Compile-time code vs. Runtime code

A Prolog program has up to three types of code in it:

  1. code that implements the application;
  2. code that helps compile the application, and that is not used during the execution of the application;
  3. code that is necessary to both the execution of the application and its compilation.
The first type of code is the normal case and may be referred to as runtime code, since it is intended to be executed when the application is run. The second type of code is called compile-time code. Any predicates that are to be called from embedded commands are examples of compile-time code. The other main use of compile-time code is in the definition of term_expansion/2, which allows you to specify arbitrary transformations to be done by the compiler as it reads in clauses. See the reference page for more information on term_expansion/2.

When using the built-in compiler in the Development System, no distinction has to be made between the three types of code. They can coexist in one file. Before using qpc on a program, however, compile-time code must be separated out into its own file (or files).

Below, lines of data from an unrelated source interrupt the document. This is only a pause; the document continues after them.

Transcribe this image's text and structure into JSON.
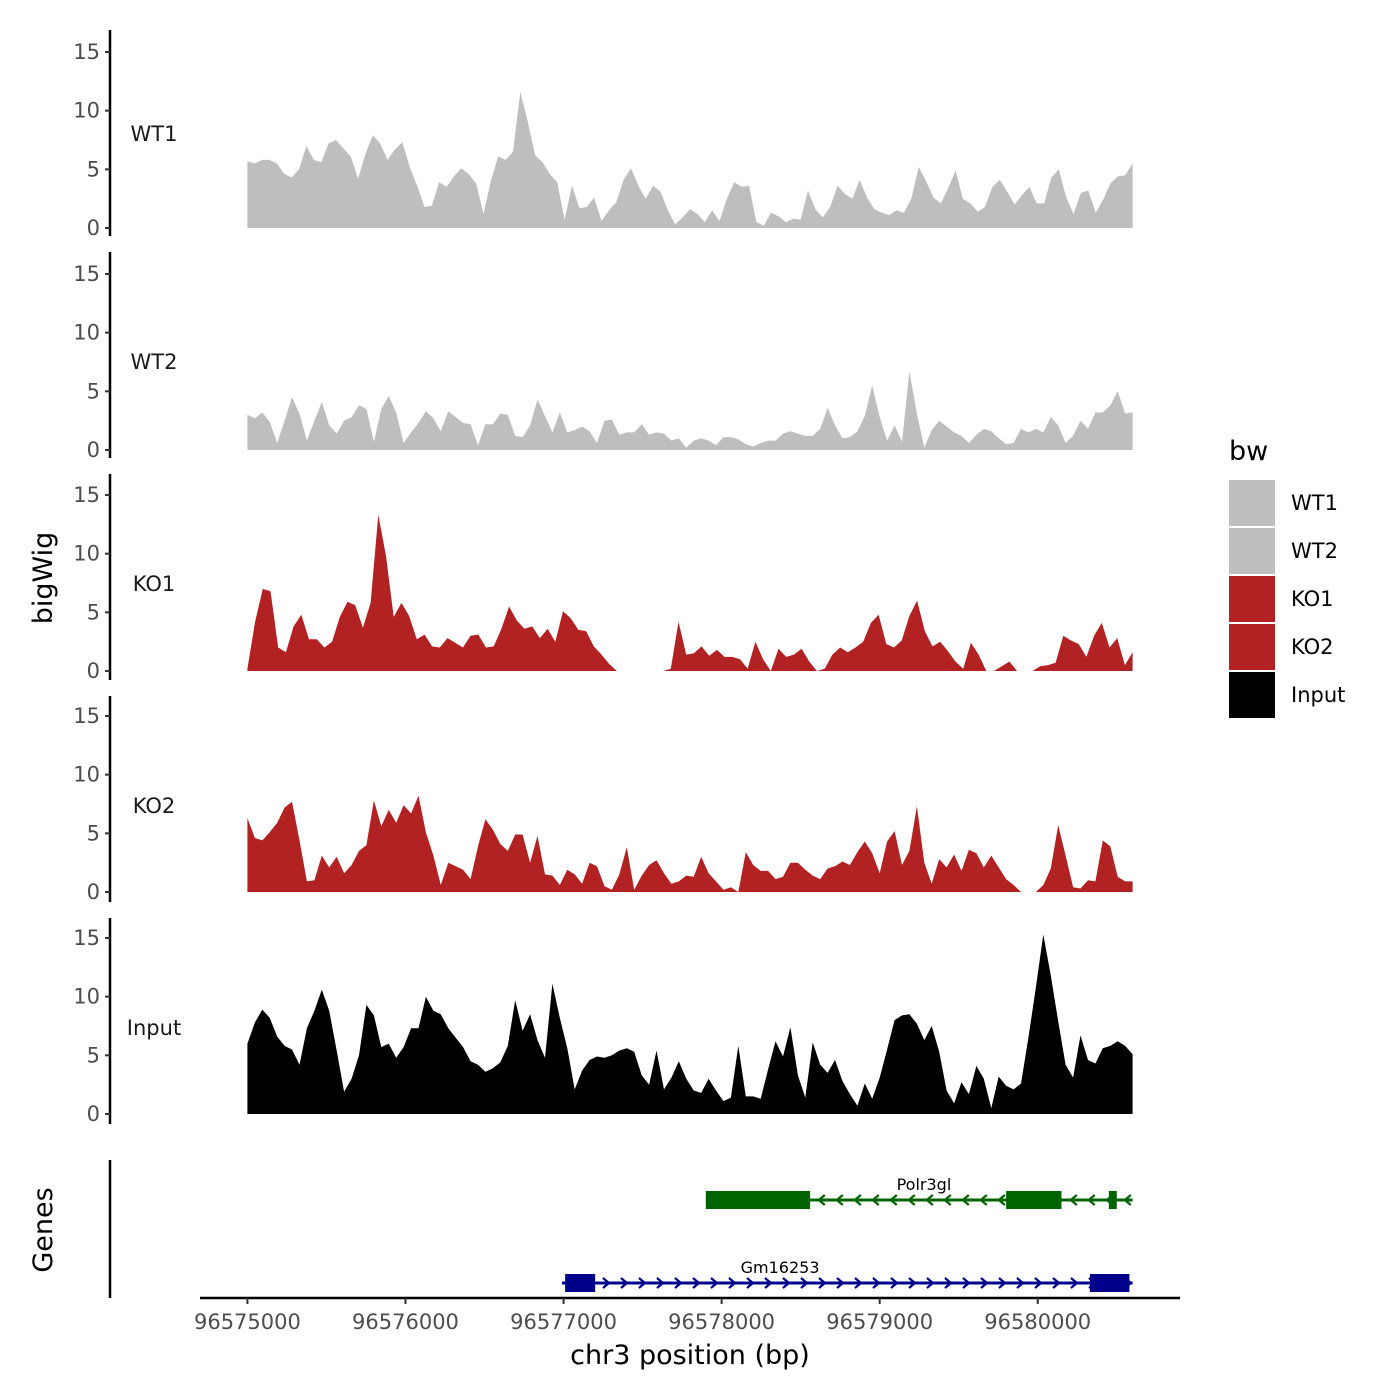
{
  "chart_data": {
    "type": "area",
    "y_axis_title": "bigWig",
    "genes_axis_title": "Genes",
    "x_axis_title": "chr3 position (bp)",
    "xlim": [
      96574700,
      96580900
    ],
    "ylim": [
      0,
      16
    ],
    "y_ticks": [
      0,
      5,
      10,
      15
    ],
    "x_ticks": [
      96575000,
      96576000,
      96577000,
      96578000,
      96579000,
      96580000
    ],
    "x_tick_labels": [
      "96575000",
      "96576000",
      "96577000",
      "96578000",
      "96579000",
      "96580000"
    ],
    "x_range_data": [
      96575000,
      96580600
    ],
    "legend": {
      "title": "bw",
      "items": [
        {
          "label": "WT1",
          "color": "#bebebe"
        },
        {
          "label": "WT2",
          "color": "#bebebe"
        },
        {
          "label": "KO1",
          "color": "#b22222"
        },
        {
          "label": "KO2",
          "color": "#b22222"
        },
        {
          "label": "Input",
          "color": "#000000"
        }
      ]
    },
    "tracks": [
      {
        "name": "WT1",
        "color": "#bebebe",
        "values": [
          5.7,
          5.5,
          5.8,
          5.8,
          5.5,
          4.6,
          4.3,
          5.0,
          7.0,
          5.8,
          5.6,
          7.2,
          7.5,
          6.8,
          6.1,
          4.2,
          6.3,
          7.9,
          7.2,
          5.8,
          6.7,
          7.3,
          5.2,
          3.6,
          1.8,
          1.9,
          3.9,
          3.5,
          4.4,
          5.1,
          4.6,
          3.8,
          1.2,
          4.0,
          6.1,
          5.8,
          6.5,
          11.6,
          9.1,
          6.2,
          5.6,
          4.6,
          3.9,
          0.7,
          3.6,
          1.7,
          1.8,
          2.6,
          0.6,
          1.5,
          2.2,
          4.1,
          5.1,
          3.6,
          2.5,
          3.6,
          3.1,
          1.5,
          0.3,
          0.9,
          1.6,
          1.2,
          0.5,
          1.5,
          0.6,
          2.5,
          3.9,
          3.5,
          3.6,
          0.5,
          0.2,
          1.3,
          1.0,
          0.5,
          0.8,
          0.7,
          3.2,
          1.6,
          0.9,
          1.8,
          3.6,
          2.9,
          2.5,
          4.1,
          2.6,
          1.6,
          1.3,
          1.1,
          1.5,
          1.3,
          2.5,
          5.2,
          4.0,
          2.6,
          2.1,
          3.4,
          4.9,
          2.5,
          2.1,
          1.4,
          1.8,
          3.5,
          4.1,
          3.1,
          2.0,
          2.8,
          3.5,
          2.1,
          2.1,
          4.3,
          5.0,
          2.6,
          1.2,
          3.0,
          3.2,
          1.3,
          2.4,
          3.8,
          4.4,
          4.5,
          5.5
        ],
        "label_y": 8.0
      },
      {
        "name": "WT2",
        "color": "#bebebe",
        "values": [
          3.0,
          2.7,
          3.2,
          2.4,
          0.6,
          2.5,
          4.5,
          3.1,
          0.8,
          2.5,
          4.1,
          2.1,
          1.4,
          2.5,
          2.8,
          3.8,
          3.5,
          0.7,
          3.5,
          4.6,
          3.2,
          0.6,
          1.5,
          2.3,
          3.3,
          2.7,
          1.6,
          3.3,
          2.8,
          2.3,
          2.2,
          0.4,
          2.2,
          2.2,
          3.1,
          3.0,
          1.2,
          1.1,
          2.1,
          4.3,
          2.9,
          1.5,
          3.2,
          1.5,
          1.7,
          2.0,
          1.6,
          0.6,
          2.5,
          2.6,
          1.3,
          1.5,
          1.5,
          2.2,
          1.3,
          1.5,
          1.4,
          0.8,
          1.0,
          0.2,
          0.8,
          1.0,
          0.8,
          0.4,
          1.1,
          1.1,
          0.9,
          0.5,
          0.3,
          0.6,
          0.8,
          0.8,
          1.4,
          1.6,
          1.4,
          1.2,
          1.2,
          1.8,
          3.6,
          2.1,
          1.0,
          1.1,
          1.6,
          2.9,
          5.5,
          2.8,
          0.8,
          2.1,
          0.7,
          6.7,
          3.1,
          0.2,
          1.7,
          2.5,
          2.0,
          1.5,
          1.2,
          0.6,
          1.3,
          1.8,
          1.6,
          1.0,
          0.5,
          0.6,
          1.8,
          1.5,
          1.8,
          1.5,
          2.8,
          2.1,
          0.6,
          1.2,
          2.5,
          1.8,
          3.2,
          3.2,
          3.8,
          5.0,
          3.1,
          3.2
        ]
      },
      {
        "name": "KO1",
        "color": "#b22222",
        "values": [
          0.2,
          4.2,
          7.0,
          6.8,
          2.0,
          1.6,
          3.8,
          4.8,
          2.7,
          2.7,
          2.0,
          2.5,
          4.6,
          5.9,
          5.6,
          3.7,
          5.8,
          13.3,
          9.8,
          4.6,
          5.8,
          4.7,
          2.7,
          3.1,
          2.1,
          2.0,
          2.8,
          2.4,
          2.0,
          3.0,
          3.1,
          2.0,
          2.1,
          3.6,
          5.5,
          4.3,
          3.6,
          3.8,
          2.8,
          3.6,
          2.5,
          5.1,
          4.5,
          3.5,
          3.4,
          2.1,
          1.4,
          0.6,
          0.0,
          0.0,
          0.0,
          0.0,
          0.0,
          0.0,
          0.0,
          0.2,
          4.2,
          1.4,
          1.5,
          2.1,
          1.3,
          1.8,
          1.2,
          1.2,
          1.0,
          0.2,
          2.5,
          1.0,
          0.0,
          1.9,
          1.2,
          1.4,
          1.9,
          0.8,
          0.0,
          0.2,
          1.4,
          2.0,
          1.6,
          2.0,
          2.5,
          4.1,
          4.8,
          2.3,
          2.0,
          2.6,
          4.7,
          6.0,
          3.4,
          2.1,
          2.5,
          1.7,
          0.8,
          0.2,
          2.4,
          1.4,
          0.0,
          0.0,
          0.4,
          0.8,
          0.0,
          0.0,
          0.0,
          0.4,
          0.5,
          0.7,
          3.0,
          2.6,
          2.3,
          1.2,
          3.0,
          4.1,
          2.0,
          2.8,
          0.5,
          1.6
        ]
      },
      {
        "name": "KO2",
        "color": "#b22222",
        "values": [
          6.3,
          4.6,
          4.4,
          5.1,
          5.9,
          7.2,
          7.7,
          4.4,
          0.9,
          1.0,
          3.1,
          2.1,
          3.0,
          1.6,
          2.3,
          3.5,
          4.0,
          7.8,
          5.6,
          7.0,
          5.9,
          7.4,
          6.7,
          8.2,
          5.1,
          3.1,
          0.6,
          2.5,
          2.2,
          1.9,
          1.1,
          3.9,
          6.2,
          5.3,
          4.1,
          3.5,
          4.9,
          4.9,
          2.5,
          4.8,
          1.5,
          1.4,
          0.6,
          1.9,
          1.5,
          0.7,
          2.5,
          2.2,
          0.5,
          0.2,
          1.5,
          3.8,
          0.2,
          1.4,
          2.3,
          2.7,
          1.6,
          0.7,
          0.9,
          1.4,
          1.3,
          3.0,
          1.6,
          0.9,
          0.2,
          0.4,
          0.0,
          3.4,
          2.3,
          1.8,
          1.8,
          1.1,
          1.3,
          2.5,
          2.5,
          1.9,
          1.4,
          1.1,
          2.0,
          2.2,
          2.6,
          2.3,
          3.4,
          4.3,
          3.3,
          1.6,
          4.3,
          5.2,
          2.3,
          3.5,
          7.3,
          2.5,
          0.7,
          2.8,
          2.1,
          3.2,
          1.8,
          3.6,
          3.3,
          2.1,
          3.1,
          2.1,
          1.1,
          0.6,
          0.0,
          0.0,
          0.0,
          0.6,
          2.0,
          5.7,
          3.1,
          0.4,
          0.3,
          1.0,
          0.9,
          4.4,
          3.9,
          1.3,
          0.9,
          0.9
        ]
      },
      {
        "name": "Input",
        "color": "#000000",
        "values": [
          6.0,
          7.8,
          8.9,
          8.2,
          6.6,
          5.8,
          5.5,
          4.2,
          7.3,
          8.8,
          10.6,
          8.8,
          5.4,
          1.9,
          3.0,
          5.0,
          9.3,
          8.4,
          5.7,
          6.0,
          4.8,
          5.7,
          7.3,
          7.3,
          10.0,
          8.8,
          8.5,
          7.3,
          6.5,
          5.7,
          4.5,
          4.2,
          3.6,
          3.9,
          4.4,
          5.8,
          9.7,
          7.1,
          8.5,
          6.3,
          4.8,
          11.1,
          8.2,
          5.6,
          2.1,
          3.7,
          4.6,
          4.9,
          4.8,
          5.0,
          5.4,
          5.6,
          5.3,
          3.3,
          2.5,
          5.4,
          2.1,
          3.1,
          4.5,
          3.0,
          2.0,
          1.8,
          3.0,
          2.0,
          1.1,
          1.4,
          5.8,
          1.5,
          1.5,
          1.3,
          3.8,
          6.2,
          4.9,
          7.4,
          3.3,
          1.4,
          6.1,
          4.2,
          3.5,
          4.6,
          2.8,
          1.7,
          0.7,
          2.6,
          1.3,
          3.1,
          5.5,
          8.0,
          8.4,
          8.5,
          7.7,
          6.3,
          7.5,
          5.3,
          2.0,
          0.9,
          2.7,
          1.7,
          4.1,
          3.0,
          0.5,
          3.2,
          2.4,
          2.1,
          2.6,
          6.5,
          10.8,
          15.3,
          11.8,
          7.9,
          4.2,
          3.1,
          6.7,
          4.6,
          4.3,
          5.6,
          5.8,
          6.2,
          5.8,
          5.1
        ]
      }
    ],
    "genes": [
      {
        "name": "Polr3gl",
        "strand": "-",
        "color": "#006400",
        "row": 1,
        "start": 96577900,
        "end": 96580600,
        "label_pos": 96579280,
        "exons": [
          [
            96577900,
            96578560
          ],
          [
            96579800,
            96580150
          ],
          [
            96580450,
            96580500
          ]
        ]
      },
      {
        "name": "Gm16253",
        "strand": "+",
        "color": "#00008b",
        "row": 2,
        "start": 96576990,
        "end": 96580600,
        "label_pos": 96578370,
        "exons": [
          [
            96577010,
            96577200
          ],
          [
            96580330,
            96580580
          ]
        ]
      }
    ]
  }
}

Then, to each file that needs this new file or files at compile time, add the goal (A) near the top of the file. This tells qpc to load NewFile directly into qpc before further compiling the current file. It does not include NewFile as a runtime dependency of the file. If you need NewFile to be loaded at compile time and also at runtime, use the goal (B) instead. This approach will work in the Development System as well as qpc.

     :- load_files(NewFile, [when(compile_time)]).   (A)
     :- load_files(NewFile, [when(both)]).           (B)

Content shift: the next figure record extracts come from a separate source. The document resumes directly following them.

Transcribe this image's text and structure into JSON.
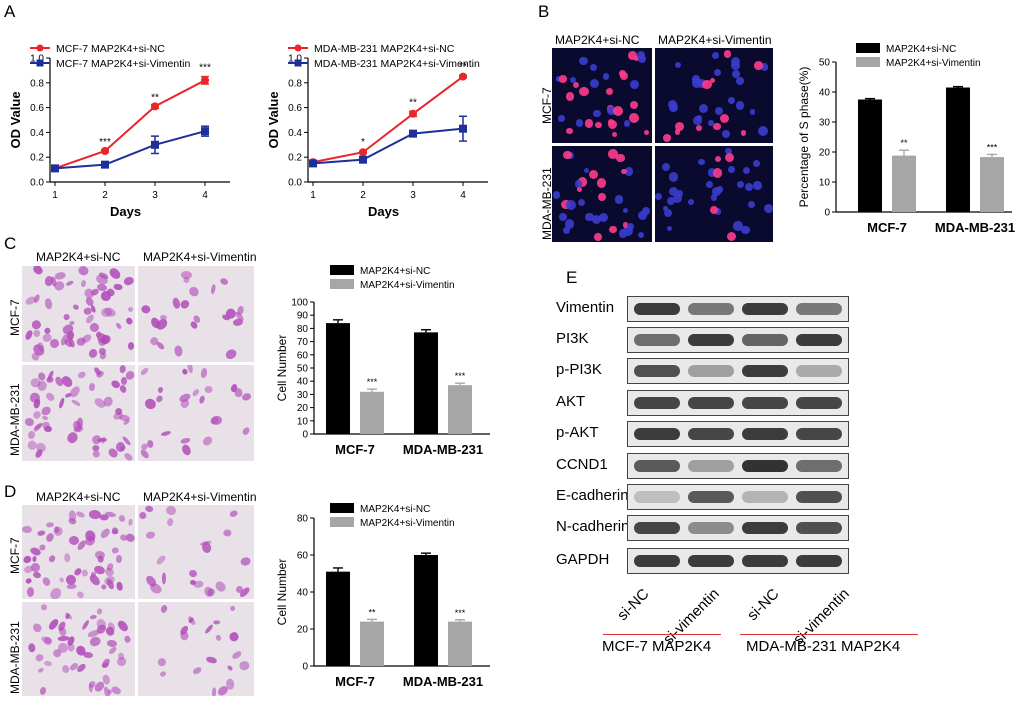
{
  "panels": {
    "A": "A",
    "B": "B",
    "C": "C",
    "D": "D",
    "E": "E"
  },
  "colors": {
    "red": "#e8262b",
    "blue": "#1f2f98",
    "black": "#000000",
    "gray": "#a6a6a6"
  },
  "micro": {
    "b_cols": [
      "MAP2K4+si-NC",
      "MAP2K4+si-Vimentin"
    ],
    "b_rows": [
      "MCF-7",
      "MDA-MB-231"
    ],
    "c_cols": [
      "MAP2K4+si-NC",
      "MAP2K4+si-Vimentin"
    ],
    "c_rows": [
      "MCF-7",
      "MDA-MB-231"
    ],
    "d_cols": [
      "MAP2K4+si-NC",
      "MAP2K4+si-Vimentin"
    ],
    "d_rows": [
      "MCF-7",
      "MDA-MB-231"
    ]
  },
  "western": {
    "proteins": [
      "Vimentin",
      "PI3K",
      "p-PI3K",
      "AKT",
      "p-AKT",
      "CCND1",
      "E-cadherin",
      "N-cadherin",
      "GAPDH"
    ],
    "lanes": [
      "si-NC",
      "si-vimentin",
      "si-NC",
      "si-vimentin"
    ],
    "groups": [
      "MCF-7 MAP2K4",
      "MDA-MB-231 MAP2K4"
    ],
    "intensity": [
      [
        0.85,
        0.55,
        0.85,
        0.55
      ],
      [
        0.6,
        0.85,
        0.65,
        0.85
      ],
      [
        0.75,
        0.35,
        0.85,
        0.3
      ],
      [
        0.8,
        0.8,
        0.8,
        0.8
      ],
      [
        0.85,
        0.8,
        0.85,
        0.8
      ],
      [
        0.7,
        0.35,
        0.9,
        0.6
      ],
      [
        0.2,
        0.7,
        0.25,
        0.75
      ],
      [
        0.8,
        0.45,
        0.85,
        0.75
      ],
      [
        0.85,
        0.85,
        0.85,
        0.85
      ]
    ]
  },
  "chart_data": [
    {
      "id": "A1",
      "type": "line",
      "title": "",
      "xlabel": "Days",
      "ylabel": "OD Value",
      "x": [
        1,
        2,
        3,
        4
      ],
      "xlim": [
        0.9,
        4.5
      ],
      "ylim": [
        0,
        1.0
      ],
      "xticks": [
        "1",
        "2",
        "3",
        "4"
      ],
      "yticks": [
        "0.0",
        "0.2",
        "0.4",
        "0.6",
        "0.8",
        "1.0"
      ],
      "series": [
        {
          "name": "MCF-7 MAP2K4+si-NC",
          "values": [
            0.11,
            0.25,
            0.61,
            0.82
          ],
          "err": [
            0.01,
            0.01,
            0.015,
            0.03
          ],
          "color": "#e8262b",
          "marker": "circle"
        },
        {
          "name": "MCF-7 MAP2K4+si-Vimentin",
          "values": [
            0.11,
            0.14,
            0.3,
            0.41
          ],
          "err": [
            0.01,
            0.01,
            0.07,
            0.04
          ],
          "color": "#1f2f98",
          "marker": "square"
        }
      ],
      "annotations": [
        {
          "x": 2,
          "y": 0.25,
          "text": "***"
        },
        {
          "x": 3,
          "y": 0.61,
          "text": "**"
        },
        {
          "x": 4,
          "y": 0.85,
          "text": "***"
        }
      ]
    },
    {
      "id": "A2",
      "type": "line",
      "title": "",
      "xlabel": "Days",
      "ylabel": "OD Value",
      "x": [
        1,
        2,
        3,
        4
      ],
      "xlim": [
        0.9,
        4.5
      ],
      "ylim": [
        0,
        1.0
      ],
      "xticks": [
        "1",
        "2",
        "3",
        "4"
      ],
      "yticks": [
        "0.0",
        "0.2",
        "0.4",
        "0.6",
        "0.8",
        "1.0"
      ],
      "series": [
        {
          "name": "MDA-MB-231 MAP2K4+si-NC",
          "values": [
            0.16,
            0.24,
            0.55,
            0.85
          ],
          "err": [
            0.01,
            0.01,
            0.02,
            0.01
          ],
          "color": "#e8262b",
          "marker": "circle"
        },
        {
          "name": "MDA-MB-231 MAP2K4+si-Vimentin",
          "values": [
            0.15,
            0.18,
            0.39,
            0.43
          ],
          "err": [
            0.01,
            0.02,
            0.02,
            0.1
          ],
          "color": "#1f2f98",
          "marker": "square"
        }
      ],
      "annotations": [
        {
          "x": 2,
          "y": 0.25,
          "text": "*"
        },
        {
          "x": 3,
          "y": 0.57,
          "text": "**"
        },
        {
          "x": 4,
          "y": 0.86,
          "text": "**"
        }
      ]
    },
    {
      "id": "B",
      "type": "bar",
      "title": "",
      "xlabel": "",
      "ylabel": "Percentage of  S phase(%)",
      "categories": [
        "MCF-7",
        "MDA-MB-231"
      ],
      "ylim": [
        0,
        50
      ],
      "yticks": [
        "0",
        "10",
        "20",
        "30",
        "40",
        "50"
      ],
      "series": [
        {
          "name": "MAP2K4+si-NC",
          "values": [
            37.5,
            41.5
          ],
          "err": [
            0.3,
            0.3
          ],
          "color": "#000000"
        },
        {
          "name": "MAP2K4+si-Vimentin",
          "values": [
            18.8,
            18.3
          ],
          "err": [
            1.8,
            0.9
          ],
          "color": "#a6a6a6"
        }
      ],
      "annotations": [
        "**",
        "***"
      ]
    },
    {
      "id": "C",
      "type": "bar",
      "title": "",
      "xlabel": "",
      "ylabel": "Cell Number",
      "categories": [
        "MCF-7",
        "MDA-MB-231"
      ],
      "ylim": [
        0,
        100
      ],
      "yticks": [
        "0",
        "10",
        "20",
        "30",
        "40",
        "50",
        "60",
        "70",
        "80",
        "90",
        "100"
      ],
      "series": [
        {
          "name": "MAP2K4+si-NC",
          "values": [
            84,
            77
          ],
          "err": [
            2.5,
            2
          ],
          "color": "#000000"
        },
        {
          "name": "MAP2K4+si-Vimentin",
          "values": [
            32,
            37
          ],
          "err": [
            2,
            1.5
          ],
          "color": "#a6a6a6"
        }
      ],
      "annotations": [
        "***",
        "***"
      ]
    },
    {
      "id": "D",
      "type": "bar",
      "title": "",
      "xlabel": "",
      "ylabel": "Cell Number",
      "categories": [
        "MCF-7",
        "MDA-MB-231"
      ],
      "ylim": [
        0,
        80
      ],
      "yticks": [
        "0",
        "20",
        "40",
        "60",
        "80"
      ],
      "series": [
        {
          "name": "MAP2K4+si-NC",
          "values": [
            51,
            60
          ],
          "err": [
            2,
            1
          ],
          "color": "#000000"
        },
        {
          "name": "MAP2K4+si-Vimentin",
          "values": [
            24,
            24
          ],
          "err": [
            1.2,
            1
          ],
          "color": "#a6a6a6"
        }
      ],
      "annotations": [
        "**",
        "***"
      ]
    }
  ]
}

Alternatively, you may omit the use of load_files/2, instead specifying files to be loaded into qpc with the -i option. In this case, when you want to compile this file into the Development System, remember to first load the file(s) needed at compile time.

It is good programming style to use initialization/1 for goals to be activated at runtime. Note that predicates called as :- Goal. need to be available at compile time, whereas predicates called as :- initialization(Goal). only need to be available at runtime.